Keywords: reinforcement learning, generalization, game theory, mechanism design
TL;DR: We introduce the Generalization Games for Reinforcement Learning, a multiagent, multiplayer, game-theoretic formal approach to study generalization methods in RL
Abstract: In reinforcement learning (RL), the term generalization has either denoted introducing function approximation to reduce the intractability of problems with large state and action spaces or designated RL agents' ability to transfer learned experiences to one or more evaluation tasks. Recently, many subfields have emerged to understand how distributions of training tasks affect an RL agent's performance in unseen environments. While the field is extensive and ever-growing, recent research has underlined that variability among the different approaches is not as significant. We leverage this intuition to demonstrate how current methods for generalization in RL are specializations of a general framework.
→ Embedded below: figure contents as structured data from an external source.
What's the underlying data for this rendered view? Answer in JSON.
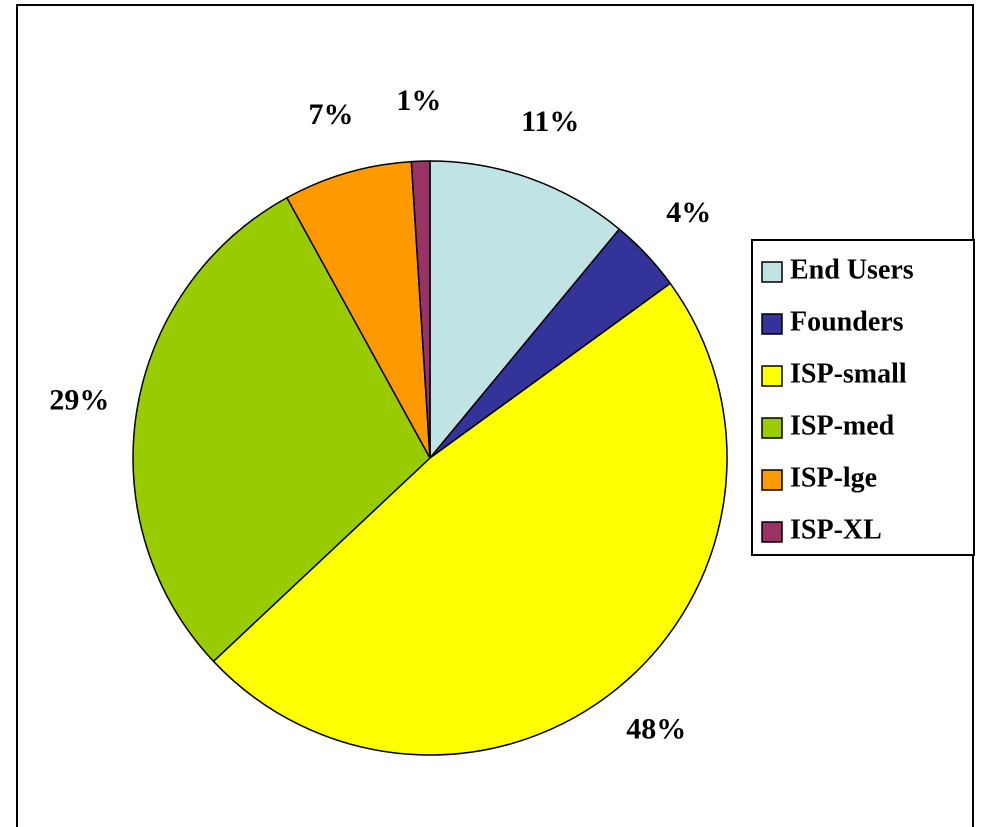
{
  "chart_data": {
    "type": "pie",
    "categories": [
      "End Users",
      "Founders",
      "ISP-small",
      "ISP-med",
      "ISP-lge",
      "ISP-XL"
    ],
    "values": [
      11,
      4,
      48,
      29,
      7,
      1
    ],
    "value_labels": [
      "11%",
      "4%",
      "48%",
      "29%",
      "7%",
      "1%"
    ],
    "colors": [
      "#c0e4e4",
      "#333399",
      "#ffff00",
      "#99cc00",
      "#ff9900",
      "#993366"
    ],
    "legend": "right"
  }
}
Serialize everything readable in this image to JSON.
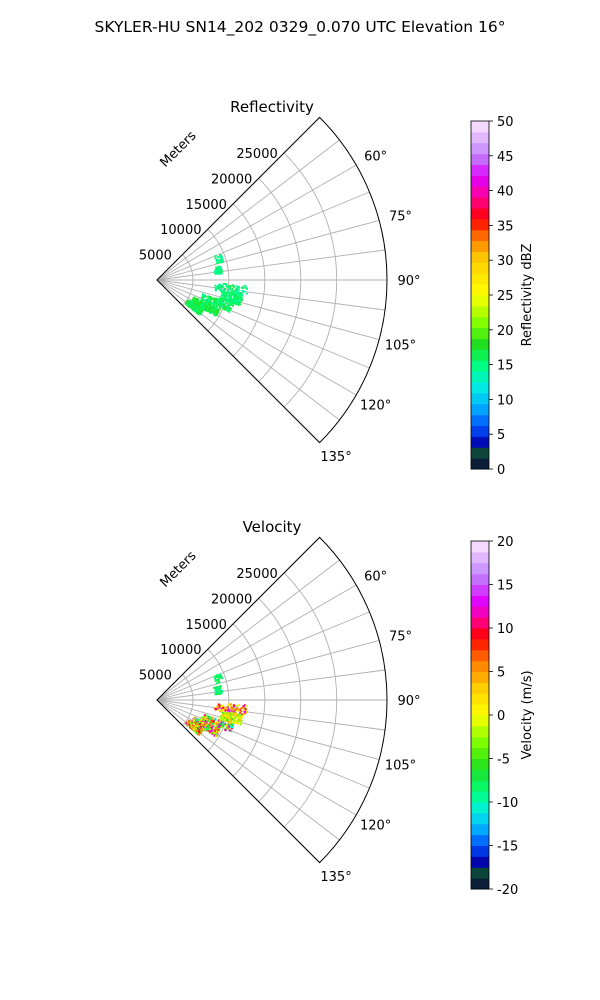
{
  "figure": {
    "title": "SKYLER-HU  SN14_202  0329_0.070 UTC Elevation 16°"
  },
  "chart_data": [
    {
      "type": "polar-wedge-scatter",
      "title": "Reflectivity",
      "range_label": "Meters",
      "range_ticks": [
        5000,
        10000,
        15000,
        20000,
        25000
      ],
      "azimuth_range_deg": [
        45,
        135
      ],
      "azimuth_ticks_deg": [
        60,
        75,
        90,
        105,
        120,
        135
      ],
      "azimuth_tick_labels": [
        "60°",
        "75°",
        "90°",
        "105°",
        "120°",
        "135°"
      ],
      "grid": true,
      "colorbar": {
        "label": "Reflectivity dBZ",
        "min": 0,
        "max": 50,
        "ticks": [
          0,
          5,
          10,
          15,
          20,
          25,
          30,
          35,
          40,
          45,
          50
        ],
        "stops": [
          {
            "v": 0,
            "c": "#0b0b3a"
          },
          {
            "v": 2.5,
            "c": "#0c4a3a"
          },
          {
            "v": 3.5,
            "c": "#0000a8"
          },
          {
            "v": 6,
            "c": "#0050ff"
          },
          {
            "v": 9,
            "c": "#00b0ff"
          },
          {
            "v": 12,
            "c": "#00f0e0"
          },
          {
            "v": 15,
            "c": "#00ff80"
          },
          {
            "v": 18,
            "c": "#20e020"
          },
          {
            "v": 21,
            "c": "#80ff00"
          },
          {
            "v": 25,
            "c": "#ffff00"
          },
          {
            "v": 30,
            "c": "#ffd000"
          },
          {
            "v": 33,
            "c": "#ff8000"
          },
          {
            "v": 36,
            "c": "#ff0000"
          },
          {
            "v": 39,
            "c": "#ff0090"
          },
          {
            "v": 42,
            "c": "#e000ff"
          },
          {
            "v": 45,
            "c": "#c080ff"
          },
          {
            "v": 50,
            "c": "#ffe8ff"
          }
        ]
      },
      "echoes": [
        {
          "az": 96,
          "r_min": 8000,
          "r_max": 12500,
          "value_min": 13,
          "value_max": 17,
          "density": 0.35
        },
        {
          "az": 103,
          "r_min": 9000,
          "r_max": 12000,
          "value_min": 14,
          "value_max": 17,
          "density": 0.5
        },
        {
          "az": 110,
          "r_min": 6500,
          "r_max": 11000,
          "value_min": 14,
          "value_max": 18,
          "density": 0.55
        },
        {
          "az": 118,
          "r_min": 5500,
          "r_max": 9500,
          "value_min": 15,
          "value_max": 19,
          "density": 0.95
        },
        {
          "az": 126,
          "r_min": 5000,
          "r_max": 7500,
          "value_min": 15,
          "value_max": 18,
          "density": 0.9
        },
        {
          "az": 80,
          "r_min": 8000,
          "r_max": 9000,
          "value_min": 14,
          "value_max": 16,
          "density": 0.2
        },
        {
          "az": 70,
          "r_min": 8500,
          "r_max": 9500,
          "value_min": 14,
          "value_max": 16,
          "density": 0.1
        }
      ]
    },
    {
      "type": "polar-wedge-scatter",
      "title": "Velocity",
      "range_label": "Meters",
      "range_ticks": [
        5000,
        10000,
        15000,
        20000,
        25000
      ],
      "azimuth_range_deg": [
        45,
        135
      ],
      "azimuth_ticks_deg": [
        60,
        75,
        90,
        105,
        120,
        135
      ],
      "azimuth_tick_labels": [
        "60°",
        "75°",
        "90°",
        "105°",
        "120°",
        "135°"
      ],
      "grid": true,
      "colorbar": {
        "label": "Velocity (m/s)",
        "min": -20,
        "max": 20,
        "ticks": [
          -20,
          -15,
          -10,
          -5,
          0,
          5,
          10,
          15,
          20
        ],
        "stops": [
          {
            "v": -20,
            "c": "#0b0b3a"
          },
          {
            "v": -18,
            "c": "#0c4a3a"
          },
          {
            "v": -17,
            "c": "#0000a8"
          },
          {
            "v": -15,
            "c": "#0050ff"
          },
          {
            "v": -13,
            "c": "#00b0ff"
          },
          {
            "v": -11,
            "c": "#00f0e0"
          },
          {
            "v": -9,
            "c": "#00ff80"
          },
          {
            "v": -6,
            "c": "#20e020"
          },
          {
            "v": -3,
            "c": "#80ff00"
          },
          {
            "v": 0,
            "c": "#ffff00"
          },
          {
            "v": 3,
            "c": "#ffd000"
          },
          {
            "v": 6,
            "c": "#ff8000"
          },
          {
            "v": 9,
            "c": "#ff0000"
          },
          {
            "v": 11,
            "c": "#ff0090"
          },
          {
            "v": 13,
            "c": "#e000ff"
          },
          {
            "v": 16,
            "c": "#c080ff"
          },
          {
            "v": 20,
            "c": "#ffe8ff"
          }
        ]
      },
      "echoes": [
        {
          "az": 96,
          "r_min": 8000,
          "r_max": 12500,
          "value_min": -2,
          "value_max": 14,
          "density": 0.35
        },
        {
          "az": 103,
          "r_min": 9000,
          "r_max": 12000,
          "value_min": -6,
          "value_max": 4,
          "density": 0.5
        },
        {
          "az": 110,
          "r_min": 6500,
          "r_max": 11000,
          "value_min": -12,
          "value_max": 14,
          "density": 0.55
        },
        {
          "az": 118,
          "r_min": 5500,
          "r_max": 9500,
          "value_min": -10,
          "value_max": 16,
          "density": 0.95
        },
        {
          "az": 126,
          "r_min": 5000,
          "r_max": 7500,
          "value_min": -6,
          "value_max": 12,
          "density": 0.9
        },
        {
          "az": 80,
          "r_min": 8000,
          "r_max": 9000,
          "value_min": -10,
          "value_max": -7,
          "density": 0.2
        },
        {
          "az": 70,
          "r_min": 8500,
          "r_max": 9500,
          "value_min": -9,
          "value_max": -7,
          "density": 0.1
        }
      ]
    }
  ]
}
We obtain the fundamental aspects of this formulation by rebuilding a Markov Decision Process (MDP) from the ground up by resurfacing the game-theoretic framework of games against nature. The two-player game that arises from considering nature as a complete player in this formulation explains how existing methods rely on learned and randomized dynamics and initial state distributions. We develop this result further by drawing inspiration from mechanism design theory to introduce the role of a principal as a third player that can modify the payoff functions of the decision-making agent and nature. The games induced by playing against the principal extend our framework to explain how learned and randomized reward functions induce generalization in RL agents. The main contribution of our work is the complete description of the Generalization Games for Reinforcement Learning, a multiagent, multiplayer, game-theoretic formal approach to study generalization methods in RL. We offer a preliminary ablation experiment of the different components of the framework. We demonstrate that a more simplified composition of the objectives that we introduce for each player leads to comparable, and in some cases superior, zero-shot generalization compared to state-of-the-art methods, all while requiring almost two orders of magnitude fewer samples.